Factor Markets with Monopoly Power

Just as buyers of inputs can have monopsony power, sellers of inputs can have monopoly power. In the extreme, the seller of an input may be a monopolist, as when a firm has a patent to produce a computer chip that no other firm can duplicate. Because the most important example of monop­oly power in factor markets involves labor unions, we will concentrate most of our attention there. In the subsections that follow, we show how a labor union, which is a monopolist in the sale of labor services, might increase the well-being of its members and substantially affect nonunionized workers.

1. Monopoly Power over the Wage Rate

Figure 14.15 shows a demand for labor curve in a market with no monopsony power: It aggregates the marginal revenue products of firms that compete to buy labor. The labor supply curve describes how union members would supply labor if the union exerted no monopoly power. In that case, the labor market would be competitive, and L* workers would be hired at a wage of w*, where demand DL equals supply SL.

Because of its monopoly power, however, the union can choose any wage rate and the corresponding quantity of labor supplied, just as a monopolist seller of output chooses price and the corresponding quantity of output. If the union wanted to maximize the number of workers hired, it would choose the com­petitive outcome at A. However, if the union wished to obtain a higher-than- competitive wage, it could restrict its membership to L1 workers. As a result, the firm would pay a wage rate of w1. Although union members who work would be better off, those who cannot find jobs would be worse off.

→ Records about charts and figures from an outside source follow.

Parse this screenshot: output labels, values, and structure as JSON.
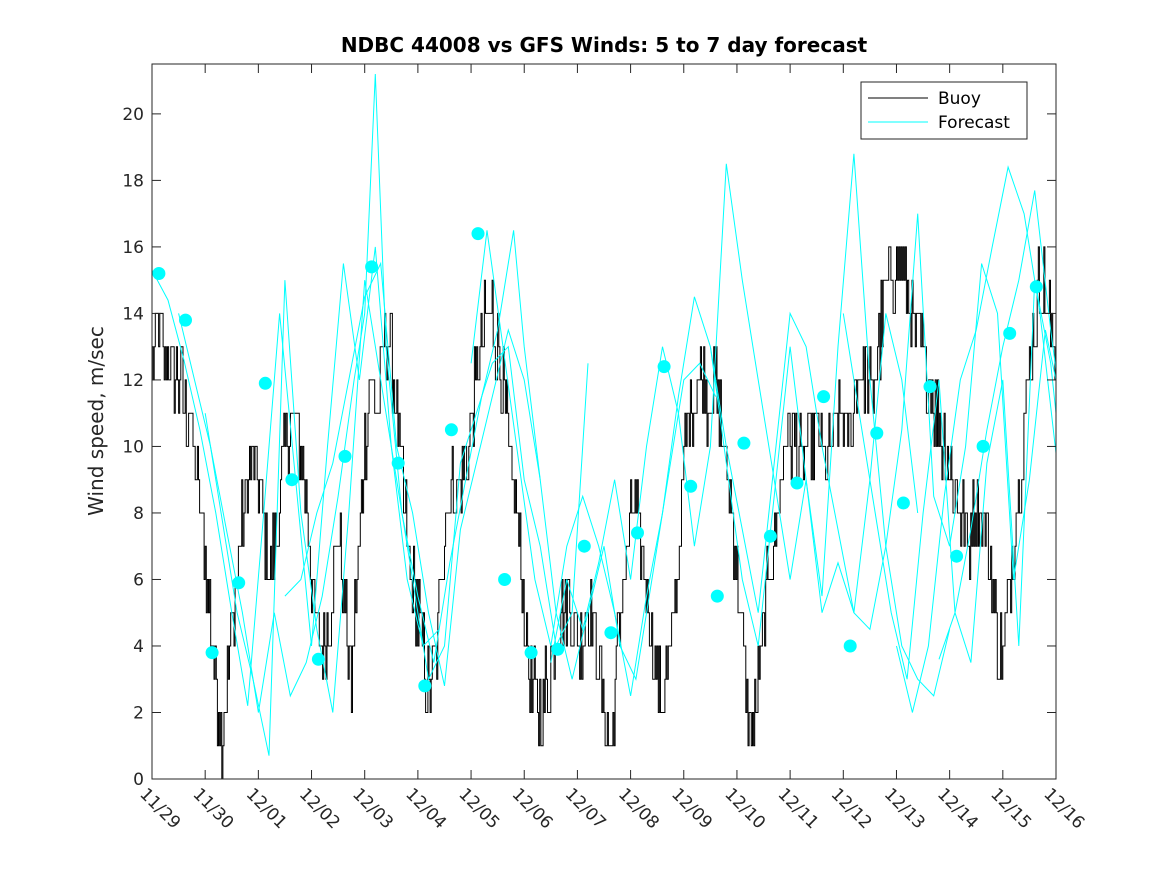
{
  "chart_data": {
    "type": "line",
    "title": "NDBC 44008 vs GFS Winds: 5 to 7 day forecast",
    "xlabel": "",
    "ylabel": "Wind speed, m/sec",
    "xlim": [
      0,
      17
    ],
    "ylim": [
      0,
      21.5
    ],
    "x_tick_labels": [
      "11/29",
      "11/30",
      "12/01",
      "12/02",
      "12/03",
      "12/04",
      "12/05",
      "12/06",
      "12/07",
      "12/08",
      "12/09",
      "12/10",
      "12/11",
      "12/12",
      "12/13",
      "12/14",
      "12/15",
      "12/16"
    ],
    "y_ticks": [
      0,
      2,
      4,
      6,
      8,
      10,
      12,
      14,
      16,
      18,
      20
    ],
    "legend": {
      "position": "top-right",
      "entries": [
        {
          "label": "Buoy",
          "color": "#000000"
        },
        {
          "label": "Forecast",
          "color": "#00FFFF"
        }
      ]
    },
    "colors": {
      "buoy": "#000000",
      "forecast": "#00FFFF",
      "markers": "#00FFFF"
    },
    "buoy_anchors": [
      [
        0.0,
        12.5
      ],
      [
        0.1,
        13.5
      ],
      [
        0.25,
        12.5
      ],
      [
        0.5,
        12
      ],
      [
        0.7,
        11
      ],
      [
        0.8,
        9.5
      ],
      [
        0.95,
        7.5
      ],
      [
        1.1,
        5
      ],
      [
        1.2,
        3
      ],
      [
        1.3,
        1.5
      ],
      [
        1.45,
        3.5
      ],
      [
        1.55,
        5.5
      ],
      [
        1.7,
        8
      ],
      [
        1.85,
        9.5
      ],
      [
        2.05,
        8.5
      ],
      [
        2.2,
        6
      ],
      [
        2.35,
        7.5
      ],
      [
        2.5,
        10
      ],
      [
        2.65,
        11
      ],
      [
        2.8,
        10
      ],
      [
        2.95,
        7.5
      ],
      [
        3.05,
        5
      ],
      [
        3.2,
        3.5
      ],
      [
        3.35,
        5
      ],
      [
        3.5,
        7.5
      ],
      [
        3.6,
        5.5
      ],
      [
        3.75,
        3
      ],
      [
        3.85,
        6
      ],
      [
        4.0,
        10
      ],
      [
        4.1,
        12
      ],
      [
        4.25,
        11
      ],
      [
        4.4,
        13.5
      ],
      [
        4.55,
        12
      ],
      [
        4.7,
        9
      ],
      [
        4.85,
        6
      ],
      [
        5.0,
        5
      ],
      [
        5.2,
        2.5
      ],
      [
        5.35,
        4
      ],
      [
        5.5,
        8
      ],
      [
        5.65,
        9
      ],
      [
        5.8,
        8.5
      ],
      [
        5.95,
        10
      ],
      [
        6.1,
        12
      ],
      [
        6.25,
        13.5
      ],
      [
        6.4,
        14
      ],
      [
        6.55,
        12.5
      ],
      [
        6.7,
        10
      ],
      [
        6.85,
        8
      ],
      [
        7.0,
        5
      ],
      [
        7.15,
        2.5
      ],
      [
        7.3,
        2
      ],
      [
        7.45,
        3
      ],
      [
        7.6,
        4.5
      ],
      [
        7.75,
        5.5
      ],
      [
        7.9,
        5
      ],
      [
        8.05,
        4
      ],
      [
        8.2,
        5.5
      ],
      [
        8.35,
        4
      ],
      [
        8.5,
        2
      ],
      [
        8.65,
        1
      ],
      [
        8.75,
        4
      ],
      [
        8.9,
        6.5
      ],
      [
        9.05,
        8
      ],
      [
        9.2,
        7
      ],
      [
        9.35,
        5
      ],
      [
        9.5,
        3
      ],
      [
        9.6,
        2.5
      ],
      [
        9.75,
        4
      ],
      [
        9.9,
        6.5
      ],
      [
        10.0,
        9.5
      ],
      [
        10.15,
        11.5
      ],
      [
        10.3,
        12
      ],
      [
        10.45,
        11.5
      ],
      [
        10.6,
        12
      ],
      [
        10.75,
        10
      ],
      [
        10.9,
        8
      ],
      [
        11.0,
        6.5
      ],
      [
        11.1,
        4
      ],
      [
        11.2,
        2
      ],
      [
        11.3,
        1.5
      ],
      [
        11.45,
        3.5
      ],
      [
        11.6,
        6
      ],
      [
        11.75,
        8
      ],
      [
        11.9,
        10
      ],
      [
        12.05,
        10.5
      ],
      [
        12.2,
        9.5
      ],
      [
        12.35,
        10
      ],
      [
        12.5,
        10.5
      ],
      [
        12.65,
        9.5
      ],
      [
        12.8,
        10
      ],
      [
        12.95,
        11
      ],
      [
        13.1,
        10
      ],
      [
        13.25,
        12
      ],
      [
        13.4,
        12.5
      ],
      [
        13.55,
        11.5
      ],
      [
        13.7,
        13.5
      ],
      [
        13.85,
        15
      ],
      [
        14.0,
        15.5
      ],
      [
        14.15,
        15
      ],
      [
        14.3,
        14
      ],
      [
        14.45,
        13
      ],
      [
        14.6,
        12
      ],
      [
        14.75,
        11
      ],
      [
        14.9,
        10
      ],
      [
        15.05,
        9
      ],
      [
        15.2,
        8
      ],
      [
        15.35,
        7
      ],
      [
        15.5,
        8.5
      ],
      [
        15.65,
        7.5
      ],
      [
        15.8,
        6
      ],
      [
        15.9,
        4
      ],
      [
        16.0,
        3.5
      ],
      [
        16.1,
        5.5
      ],
      [
        16.25,
        8
      ],
      [
        16.4,
        10.5
      ],
      [
        16.55,
        13
      ],
      [
        16.7,
        15
      ],
      [
        16.8,
        14.5
      ],
      [
        16.95,
        13
      ]
    ],
    "forecast_series": [
      [
        [
          0,
          15.3
        ],
        [
          0.3,
          14.4
        ],
        [
          0.6,
          12.6
        ],
        [
          0.9,
          10.5
        ],
        [
          1.2,
          8.0
        ],
        [
          1.5,
          5.0
        ],
        [
          1.8,
          2.2
        ],
        [
          2.1,
          8.0
        ],
        [
          2.4,
          14.0
        ],
        [
          2.7,
          9.0
        ],
        [
          3.0,
          4.0
        ],
        [
          3.3,
          10.0
        ],
        [
          3.6,
          15.5
        ],
        [
          3.9,
          12.0
        ],
        [
          4.2,
          16.0
        ],
        [
          4.5,
          10.0
        ],
        [
          4.8,
          6.0
        ],
        [
          5.1,
          4.0
        ],
        [
          5.4,
          4.5
        ]
      ],
      [
        [
          0.5,
          14.0
        ],
        [
          0.8,
          12.0
        ],
        [
          1.1,
          10.0
        ],
        [
          1.4,
          7.5
        ],
        [
          1.7,
          5.0
        ],
        [
          2.0,
          2.0
        ],
        [
          2.3,
          5.0
        ],
        [
          2.6,
          2.5
        ],
        [
          2.9,
          3.5
        ],
        [
          3.2,
          5.5
        ],
        [
          3.5,
          8.5
        ],
        [
          3.8,
          12.0
        ],
        [
          4.0,
          14.0
        ],
        [
          4.2,
          21.2
        ],
        [
          4.4,
          13.0
        ],
        [
          4.7,
          8.0
        ],
        [
          5.0,
          5.5
        ],
        [
          5.3,
          3.5
        ],
        [
          5.6,
          6.5
        ],
        [
          5.9,
          9.0
        ],
        [
          6.2,
          11.5
        ],
        [
          6.5,
          13.5
        ],
        [
          6.8,
          16.5
        ],
        [
          7.0,
          13.0
        ],
        [
          7.3,
          9.0
        ]
      ],
      [
        [
          1.0,
          11.0
        ],
        [
          1.3,
          8.0
        ],
        [
          1.6,
          5.0
        ],
        [
          1.9,
          3.0
        ],
        [
          2.2,
          0.7
        ],
        [
          2.5,
          15.0
        ],
        [
          2.8,
          8.0
        ],
        [
          3.1,
          4.5
        ],
        [
          3.4,
          2.0
        ],
        [
          3.7,
          8.0
        ],
        [
          4.0,
          15.0
        ],
        [
          4.3,
          12.0
        ],
        [
          4.6,
          9.0
        ],
        [
          4.9,
          6.0
        ],
        [
          5.2,
          3.0
        ],
        [
          5.5,
          4.0
        ],
        [
          5.8,
          9.5
        ],
        [
          6.1,
          11.0
        ],
        [
          6.4,
          12.5
        ],
        [
          6.7,
          13.0
        ],
        [
          7.0,
          9.0
        ],
        [
          7.3,
          7.0
        ],
        [
          7.6,
          4.0
        ],
        [
          7.9,
          5.0
        ],
        [
          8.2,
          12.5
        ]
      ],
      [
        [
          2.5,
          5.5
        ],
        [
          2.8,
          6.0
        ],
        [
          3.1,
          8.0
        ],
        [
          3.4,
          9.5
        ],
        [
          3.7,
          12.0
        ],
        [
          4.0,
          14.5
        ],
        [
          4.3,
          15.5
        ],
        [
          4.6,
          10.0
        ],
        [
          4.9,
          8.0
        ],
        [
          5.2,
          5.0
        ],
        [
          5.5,
          2.8
        ],
        [
          5.8,
          7.5
        ],
        [
          6.1,
          9.5
        ],
        [
          6.4,
          11.5
        ],
        [
          6.7,
          13.5
        ],
        [
          7.0,
          12.0
        ],
        [
          7.3,
          9.0
        ],
        [
          7.6,
          5.0
        ],
        [
          7.9,
          3.0
        ],
        [
          8.2,
          5.0
        ],
        [
          8.5,
          7.0
        ],
        [
          8.8,
          4.0
        ],
        [
          9.1,
          3.0
        ],
        [
          9.4,
          6.0
        ],
        [
          9.7,
          9.0
        ],
        [
          10.0,
          12.0
        ],
        [
          10.3,
          12.5
        ],
        [
          10.6,
          11.5
        ]
      ],
      [
        [
          6.0,
          12.5
        ],
        [
          6.3,
          16.5
        ],
        [
          6.6,
          13.0
        ],
        [
          6.9,
          9.5
        ],
        [
          7.2,
          6.0
        ],
        [
          7.5,
          4.0
        ],
        [
          7.8,
          7.0
        ],
        [
          8.1,
          8.5
        ],
        [
          8.4,
          7.0
        ],
        [
          8.7,
          5.0
        ],
        [
          9.0,
          2.5
        ],
        [
          9.3,
          5.5
        ],
        [
          9.6,
          8.0
        ],
        [
          9.9,
          11.5
        ],
        [
          10.2,
          14.5
        ],
        [
          10.5,
          13.0
        ],
        [
          10.8,
          10.0
        ],
        [
          11.1,
          7.5
        ],
        [
          11.4,
          5.0
        ],
        [
          11.7,
          9.5
        ],
        [
          12.0,
          14.0
        ],
        [
          12.3,
          13.0
        ],
        [
          12.6,
          10.0
        ],
        [
          12.9,
          7.5
        ],
        [
          13.2,
          5.0
        ],
        [
          13.5,
          9.0
        ],
        [
          13.8,
          14.0
        ],
        [
          14.1,
          12.0
        ],
        [
          14.4,
          8.0
        ]
      ],
      [
        [
          7.5,
          3.5
        ],
        [
          7.8,
          6.0
        ],
        [
          8.1,
          4.5
        ],
        [
          8.4,
          6.5
        ],
        [
          8.7,
          9.0
        ],
        [
          9.0,
          6.0
        ],
        [
          9.3,
          10.0
        ],
        [
          9.6,
          13.0
        ],
        [
          9.9,
          11.0
        ],
        [
          10.2,
          7.0
        ],
        [
          10.5,
          10.0
        ],
        [
          10.8,
          18.5
        ],
        [
          11.1,
          15.0
        ],
        [
          11.4,
          12.0
        ],
        [
          11.7,
          9.0
        ],
        [
          12.0,
          6.0
        ],
        [
          12.3,
          9.0
        ],
        [
          12.6,
          5.5
        ],
        [
          12.9,
          13.0
        ],
        [
          13.2,
          18.8
        ],
        [
          13.5,
          12.0
        ],
        [
          13.8,
          7.0
        ],
        [
          14.1,
          4.0
        ],
        [
          14.4,
          3.0
        ],
        [
          14.7,
          2.5
        ],
        [
          15.0,
          4.5
        ]
      ],
      [
        [
          10.5,
          13.0
        ],
        [
          10.8,
          9.5
        ],
        [
          11.1,
          6.0
        ],
        [
          11.4,
          4.0
        ],
        [
          11.7,
          8.5
        ],
        [
          12.0,
          13.0
        ],
        [
          12.3,
          9.0
        ],
        [
          12.6,
          5.0
        ],
        [
          12.9,
          6.5
        ],
        [
          13.2,
          5.0
        ],
        [
          13.5,
          4.5
        ],
        [
          13.8,
          7.0
        ],
        [
          14.1,
          10.5
        ],
        [
          14.4,
          17.0
        ],
        [
          14.7,
          8.5
        ],
        [
          15.0,
          7.0
        ],
        [
          15.3,
          10.0
        ],
        [
          15.6,
          15.5
        ],
        [
          15.9,
          14.0
        ],
        [
          16.2,
          6.0
        ],
        [
          16.5,
          9.0
        ],
        [
          16.8,
          13.5
        ],
        [
          17.0,
          12.0
        ]
      ],
      [
        [
          13.0,
          14.0
        ],
        [
          13.3,
          11.0
        ],
        [
          13.6,
          8.0
        ],
        [
          13.9,
          5.0
        ],
        [
          14.2,
          3.0
        ],
        [
          14.5,
          8.0
        ],
        [
          14.8,
          12.0
        ],
        [
          15.1,
          5.0
        ],
        [
          15.4,
          3.5
        ],
        [
          15.7,
          9.5
        ],
        [
          16.0,
          12.0
        ],
        [
          16.3,
          4.0
        ],
        [
          16.6,
          15.0
        ],
        [
          16.9,
          12.5
        ],
        [
          17.0,
          11.0
        ]
      ],
      [
        [
          14.0,
          4.0
        ],
        [
          14.3,
          2.0
        ],
        [
          14.6,
          4.0
        ],
        [
          14.9,
          8.5
        ],
        [
          15.2,
          12.0
        ],
        [
          15.5,
          13.5
        ],
        [
          15.8,
          16.0
        ],
        [
          16.1,
          18.4
        ],
        [
          16.4,
          17.0
        ],
        [
          16.7,
          14.0
        ],
        [
          17.0,
          9.8
        ]
      ],
      [
        [
          14.8,
          3.6
        ],
        [
          15.1,
          5.0
        ],
        [
          15.4,
          7.5
        ],
        [
          15.7,
          10.5
        ],
        [
          16.0,
          13.0
        ],
        [
          16.3,
          15.0
        ],
        [
          16.6,
          17.7
        ],
        [
          16.9,
          13.5
        ],
        [
          17.0,
          12.3
        ]
      ]
    ],
    "forecast_markers": [
      [
        0.13,
        15.2
      ],
      [
        0.63,
        13.8
      ],
      [
        1.13,
        3.8
      ],
      [
        1.63,
        5.9
      ],
      [
        2.13,
        11.9
      ],
      [
        2.63,
        9.0
      ],
      [
        3.13,
        3.6
      ],
      [
        3.63,
        9.7
      ],
      [
        4.13,
        15.4
      ],
      [
        4.63,
        9.5
      ],
      [
        5.13,
        2.8
      ],
      [
        5.63,
        10.5
      ],
      [
        6.13,
        16.4
      ],
      [
        6.63,
        6.0
      ],
      [
        7.13,
        3.8
      ],
      [
        7.63,
        3.9
      ],
      [
        8.13,
        7.0
      ],
      [
        8.63,
        4.4
      ],
      [
        9.13,
        7.4
      ],
      [
        9.63,
        12.4
      ],
      [
        10.13,
        8.8
      ],
      [
        10.63,
        5.5
      ],
      [
        11.13,
        10.1
      ],
      [
        11.63,
        7.3
      ],
      [
        12.13,
        8.9
      ],
      [
        12.63,
        11.5
      ],
      [
        13.13,
        4.0
      ],
      [
        13.63,
        10.4
      ],
      [
        14.13,
        8.3
      ],
      [
        14.63,
        11.8
      ],
      [
        15.13,
        6.7
      ],
      [
        15.63,
        10.0
      ],
      [
        16.13,
        13.4
      ],
      [
        16.63,
        14.8
      ]
    ]
  }
}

Is a policy of restrictive union membership worthwhile? If the union wishes to maximize the economic rent that its workers receive, the answer is yes. By restricting membership, the union would be acting like a monopolist, which restricts output in order to maximize profit. To a firm, profit is the revenue that it receives less its opportunity costs. To a union, rent represents the wages that its members earn as a group in excess of their opportunity cost. To maximize rent, the union must choose the number of workers hired so that the marginal revenue to the union (the additional wages earned) is equal to the extra cost of inducing workers to work. This cost is a marginal opportunity cost because it is a measure of what an employer has to offer an additional worker to get him or her to work for the firm. However, the wage that is necessary to encourage addi­tional workers to take jobs is given by the supply of labor curve SL.

The rent-maximizing combination of wage rate and number of workers is given by the intersection of the MR and SL curves. We have chosen the wage-employment combination of w1 and L1 with the rent-maximization premise in mind. The shaded area below the demand for labor curve, above the supply of labor curve and to the left of L1, represents the economic rent that all workers receive.

A rent-maximizing policy might benefit nonunion workers if they can find non­union jobs. However, if these jobs are not available, rent maximization could cre­ate too sharp a distinction between winners and losers. An alternative objective is to maximize the aggregate wages that all union members receive. Look again at the example in Figure 14.15. To achieve this goal, the number of workers hired is increased from L1 until the marginal revenue to the union is equal to zero. Because any further employment decreases total wage payments, aggregate wages are maximized when the wage is equal to w2 and the number of workers is equal to L2.

2. Unionized and Nonunionized Workers

When the union uses its monopoly power to increase members’ wages, fewer unionized workers are hired. Because these workers either move to the non­union sector or choose initially not to join the union, it is important to under­stand what happens in the nonunionized part of the economy.

Assume that the total supply of unionized and nonunionized workers is fixed. In Figure 14.16, the market supply of labor in both sectors is given by SL. The demand for labor by firms in the unionized sector is given by D , the demand in the nonunionized sector by DNU. Total market demand is the hori­zontal sum of the demands in the two sectors and is given by D.

Suppose the union chooses to increase the wage rate of its workers above the competitive wage w*, to wU. At that wage rate, the number of workers hired in the unionized sector falls by an amount ALU, as shown on the horizontal axis. As these workers find employment in the nonunionized sector, the wage rate in that sector adjusts until the labor market is in equilibrium. At the new wage rate in the nonunionized sector, wNU, the additional number of workers hired in that sector, A LNU, is equal to the number of workers who left the unionized sector.

Figure 14.16 shows an adverse consequence of a union strategy directed toward raising union wages: Nonunionized wages fall. Unionization can improve working conditions and provide useful information to workers and management. But when the demand for labor is not perfectly inelastic, union workers are helped at the expense of nonunion workers.